Leitsatz (amtlich)

1. Geben Vorstand und Aufsichtsrat keine Entsprechenserklärung nach § 161 AktG (Deutscher Corporate Governance Kodex) ab, so stellt dies einen schwerwiegenden, die Anfechtbarkeit des Entlastungsbeschlusses der Hauptversammlung begründenden Gesetztes- und Satzungsverstoß dar (vgl. auch Entscheidung des OLG München vom 23.1.2008, Az: 7 U 3668/07).

2. Bei Ausschluss des Bezugsrechts im Fall von Wandel- und Optionsanleihen muss der Hauptversammlung ein Bericht über den Grund des Bezugsrechtsausschlusses vorgelegt werden. Dieser muss dem durchschnittlichen Aktionär hinreichend verständliche Ausführungen dazu enthalten, in welchen konkreten Fällen und mit welchen Modalitäten und Auswirkungen ein Ausschluss in Frage kommen soll. Entspricht der Bericht diesen Anforderungen nicht, liegt ein die Anfechtbarkeit des hierzu gefassten Hauptversammlungsbeschlusses begründender Mangel vor.

3. Ein Vorstandsbericht zu einem Beherrschungsvertrag genügt insbesondere im Hinblick auf die sich aus dem Gewinn- und Beherrschungsvertrag unmittelbar und mittelbar ergebenen Zahlungspflichten des herrschenden Unternehmens den Anforderungen des § 293a Abs. 1 AktG nicht, wenn er keine ausreichenden Angaben zur wirtschaftlichen Lage und Bonität des herrschenden Unternehmens enthält.
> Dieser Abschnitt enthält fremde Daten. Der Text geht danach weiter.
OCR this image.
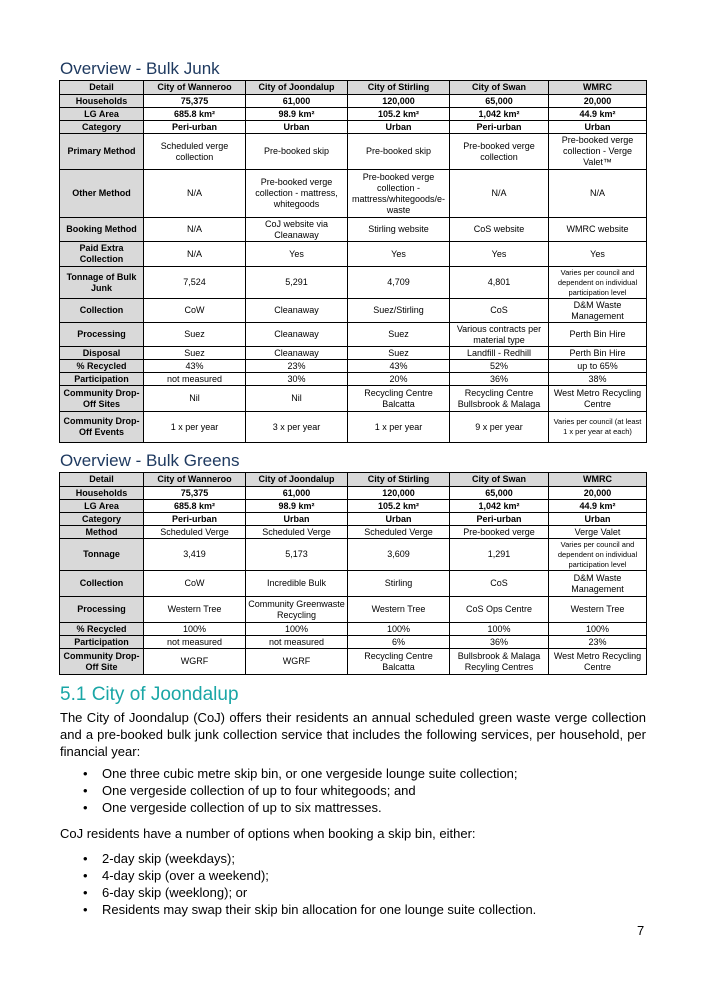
Overview - Bulk Junk
Detail	City of Wanneroo	City of Joondalup	City of Stirling	City of Swan	WMRC
Households	75,375	61,000	120,000	65,000	20,000
LG Area	685.8 km²	98.9 km²	105.2 km²	1,042 km²	44.9 km²
Category	Peri-urban	Urban	Urban	Peri-urban	Urban
Primary Method	Scheduled verge collection	Pre-booked skip	Pre-booked skip	Pre-booked verge collection	Pre-booked verge collection - Verge Valet™
Other Method	N/A	Pre-booked verge collection - mattress, whitegoods	Pre-booked verge collection - mattress/whitegoods/e-waste	N/A	N/A
Booking Method	N/A	CoJ website via Cleanaway	Stirling website	CoS website	WMRC website
Paid Extra Collection	N/A	Yes	Yes	Yes	Yes
Tonnage of Bulk Junk	7,524	5,291	4,709	4,801	Varies per council and dependent on individual participation level
Collection	CoW	Cleanaway	Suez/Stirling	CoS	D&M Waste Management
Processing	Suez	Cleanaway	Suez	Various contracts per material type	Perth Bin Hire
Disposal	Suez	Cleanaway	Suez	Landfill - Redhill	Perth Bin Hire
% Recycled	43%	23%	43%	52%	up to 65%
Participation	not measured	30%	20%	36%	38%
Community Drop-Off Sites	Nil	Nil	Recycling Centre Balcatta	Recycling Centre Bullsbrook & Malaga	West Metro Recycling Centre
Community Drop-Off Events	1 x per year	3 x per year	1 x per year	9 x per year	Varies per council (at least 1 x per year at each)
Overview - Bulk Greens
Detail	City of Wanneroo	City of Joondalup	City of Stirling	City of Swan	WMRC
Households	75,375	61,000	120,000	65,000	20,000
LG Area	685.8 km²	98.9 km²	105.2 km²	1,042 km²	44.9 km²
Category	Peri-urban	Urban	Urban	Peri-urban	Urban
Method	Scheduled Verge	Scheduled Verge	Scheduled Verge	Pre-booked verge	Verge Valet
Tonnage	3,419	5,173	3,609	1,291	Varies per council and dependent on individual participation level
Collection	CoW	Incredible Bulk	Stirling	CoS	D&M Waste Management
Processing	Western Tree	Community Greenwaste Recycling	Western Tree	CoS Ops Centre	Western Tree
% Recycled	100%	100%	100%	100%	100%
Participation	not measured	not measured	6%	36%	23%
Community Drop-Off Site	WGRF	WGRF	Recycling Centre Balcatta	Bullsbrook & Malaga Recyling Centres	West Metro Recycling Centre
5.1 City of Joondalup

The City of Joondalup (CoJ) offers their residents an annual scheduled green waste verge collection and a pre-booked bulk junk collection service that includes the following services, per household, per financial year:

• One three cubic metre skip bin, or one vergeside lounge suite collection;
• One vergeside collection of up to four whitegoods; and
• One vergeside collection of up to six mattresses.

CoJ residents have a number of options when booking a skip bin, either:

• 2-day skip (weekdays);
• 4-day skip (over a weekend);
• 6-day skip (weeklong); or
• Residents may swap their skip bin allocation for one lounge suite collection.
7
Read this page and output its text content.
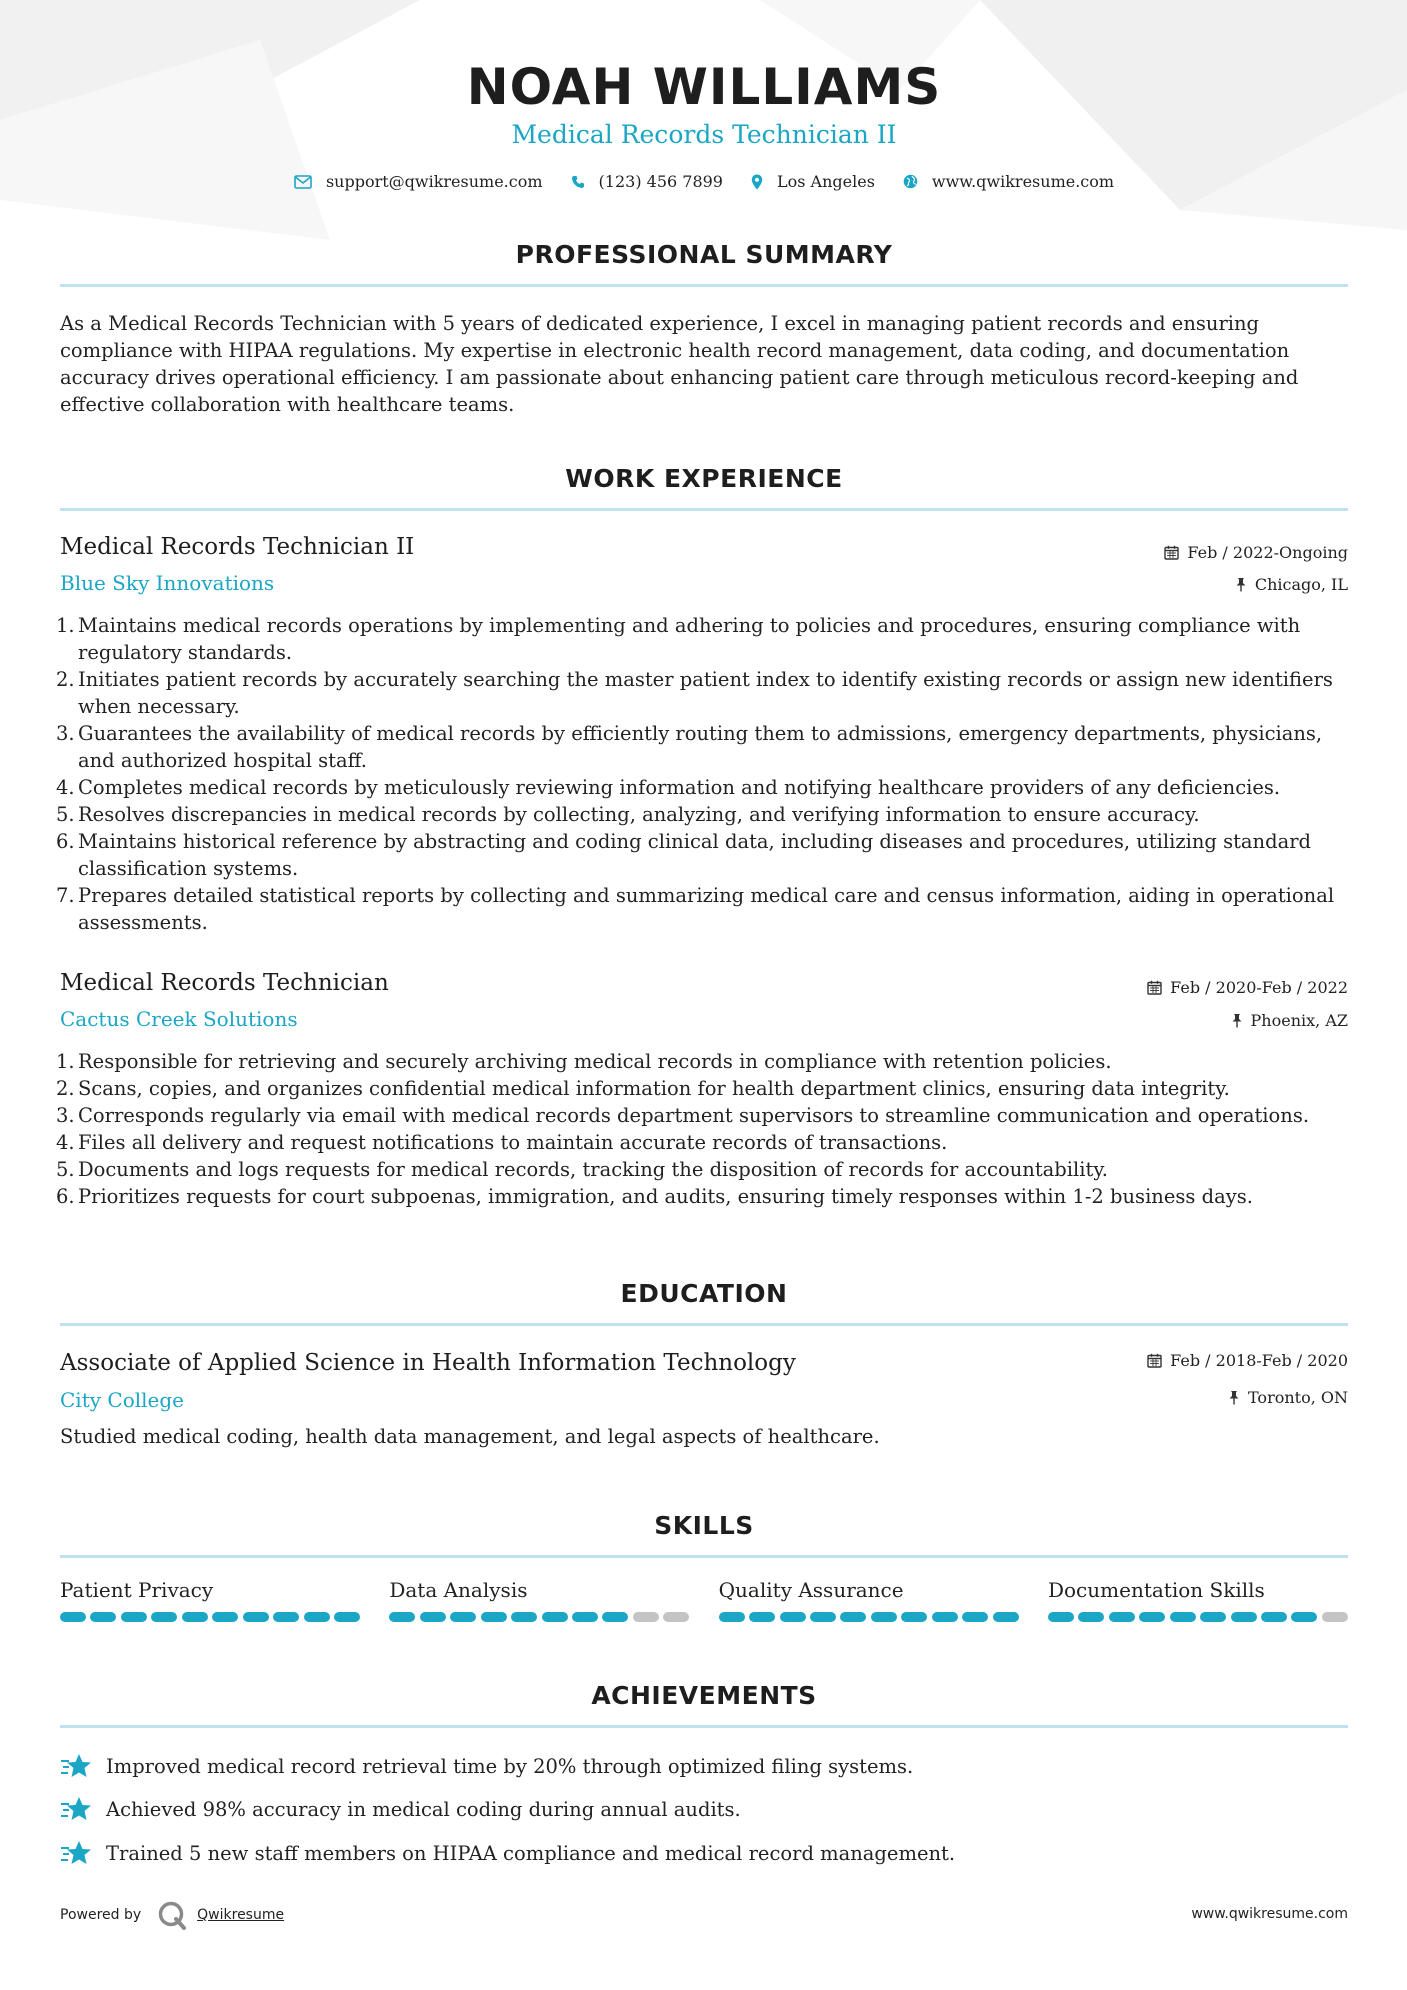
NOAH WILLIAMS
Medical Records Technician II
support@qwikresume.com	(123) 456 7899	Los Angeles	www.qwikresume.com
PROFESSIONAL SUMMARY
As a Medical Records Technician with 5 years of dedicated experience, I excel in managing patient records and ensuring compliance with HIPAA regulations. My expertise in electronic health record management, data coding, and documentation accuracy drives operational efficiency. I am passionate about enhancing patient care through meticulous record-keeping and effective collaboration with healthcare teams.
WORK EXPERIENCE
Medical Records Technician II	Feb / 2022-Ongoing
Blue Sky Innovations	Chicago, IL
1. Maintains medical records operations by implementing and adhering to policies and procedures, ensuring compliance with regulatory standards.
2. Initiates patient records by accurately searching the master patient index to identify existing records or assign new identifiers when necessary.
3. Guarantees the availability of medical records by efficiently routing them to admissions, emergency departments, physicians, and authorized hospital staff.
4. Completes medical records by meticulously reviewing information and notifying healthcare providers of any deficiencies.
5. Resolves discrepancies in medical records by collecting, analyzing, and verifying information to ensure accuracy.
6. Maintains historical reference by abstracting and coding clinical data, including diseases and procedures, utilizing standard classification systems.
7. Prepares detailed statistical reports by collecting and summarizing medical care and census information, aiding in operational assessments.
Medical Records Technician	Feb / 2020-Feb / 2022
Cactus Creek Solutions	Phoenix, AZ
1. Responsible for retrieving and securely archiving medical records in compliance with retention policies.
2. Scans, copies, and organizes confidential medical information for health department clinics, ensuring data integrity.
3. Corresponds regularly via email with medical records department supervisors to streamline communication and operations.
4. Files all delivery and request notifications to maintain accurate records of transactions.
5. Documents and logs requests for medical records, tracking the disposition of records for accountability.
6. Prioritizes requests for court subpoenas, immigration, and audits, ensuring timely responses within 1-2 business days.
EDUCATION
Associate of Applied Science in Health Information Technology	Feb / 2018-Feb / 2020
City College	Toronto, ON
Studied medical coding, health data management, and legal aspects of healthcare.
SKILLS
Patient Privacy	Data Analysis	Quality Assurance	Documentation Skills
ACHIEVEMENTS
Improved medical record retrieval time by 20% through optimized filing systems.
Achieved 98% accuracy in medical coding during annual audits.
Trained 5 new staff members on HIPAA compliance and medical record management.
Powered by	Qwikresume	www.qwikresume.com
Insbesondere ist die Vorlage eines in englischer Sprache abgefassten Jahresabschlusses nicht ausreichend.

4. Die Anfechtung eines Beschlusses der Hauptversammlung über ein Delisting kann nicht mit Erfolg darauf gestützt werden, dass den Aktionären bereits im Vorfeld der Entscheidung mitgeteilt hätte werden müssen, ob die Gesellschaft, die das mit dem Delisting verbundene Kaufangebot unterbreitet, wirtschaftlich zur Erfüllung in der Lage ist, da mit dem Delisting keine zwingende Entscheidung über die Veräußerung/den Verlust der Aktien der Minderheitsaktionäre verbunden ist.

 

Verfahrensgang

LG München I (Urteil vom 31.01.2008; Aktenzeichen 5 HKO 15082/07)

 

Tenor

I. Auf die Berufung der Beklagten wird das Endurteil des LG München I vom 31.1.2008 - 5 HK O 15082/07, abgeändert und erhält in Ziff. I folgende Fassung:

Die Beschlüsse der ordentlichen Hauptversammlung der Beklagten vom 17.7.2007 zu

1. TOP 2: Entlastung des Vorstandes für das Geschäftsjahr 2006

2. TOP 3: Einzelentlastung des Aufsichtsratsmitglieds H. P. für das Geschäftsjahr 2006

3. TOP 6: Beschlussfassung über die Ermächtigung zur Ausgabe von Wandel- und Optionsschuldverschreibungen, zum Ausschluss des Bezugsrechts, zur Schaffung eines bedingten Kapitals und zur entsprechenden Satzungsänderung

4. TOP 7: Beschlussfassung zur Abstimmung zum Abschluss eines Beherrschungsvertrags mit der E. G. B. V.

werden für nichtig erklärt.

Im Übrigen werden die Klagen abgewiesen und wird die Berufung der Beklagten zurückgewiesen.

II. Von den Kosten des Rechtsstreits erster Instanz tragen die Beklagte 71 % und die Kläger 29 %. Von den Kosten des Rechtsstreits zweiter Instanz tragen die Beklagte 71 % und die Kläger und der Nebenintervenient 29 %.

III. Das Urteil ist vorläufig vollstreckbar. Die Parteien können die Vollstreckung durch Sicherheitsleistung i.H.v. 110 % des jeweils zu vollstreckenden Betrags abwenden, wenn nicht die Gegenseite vor der Vollstreckung Sicherheit in gleicher Höhe leistet.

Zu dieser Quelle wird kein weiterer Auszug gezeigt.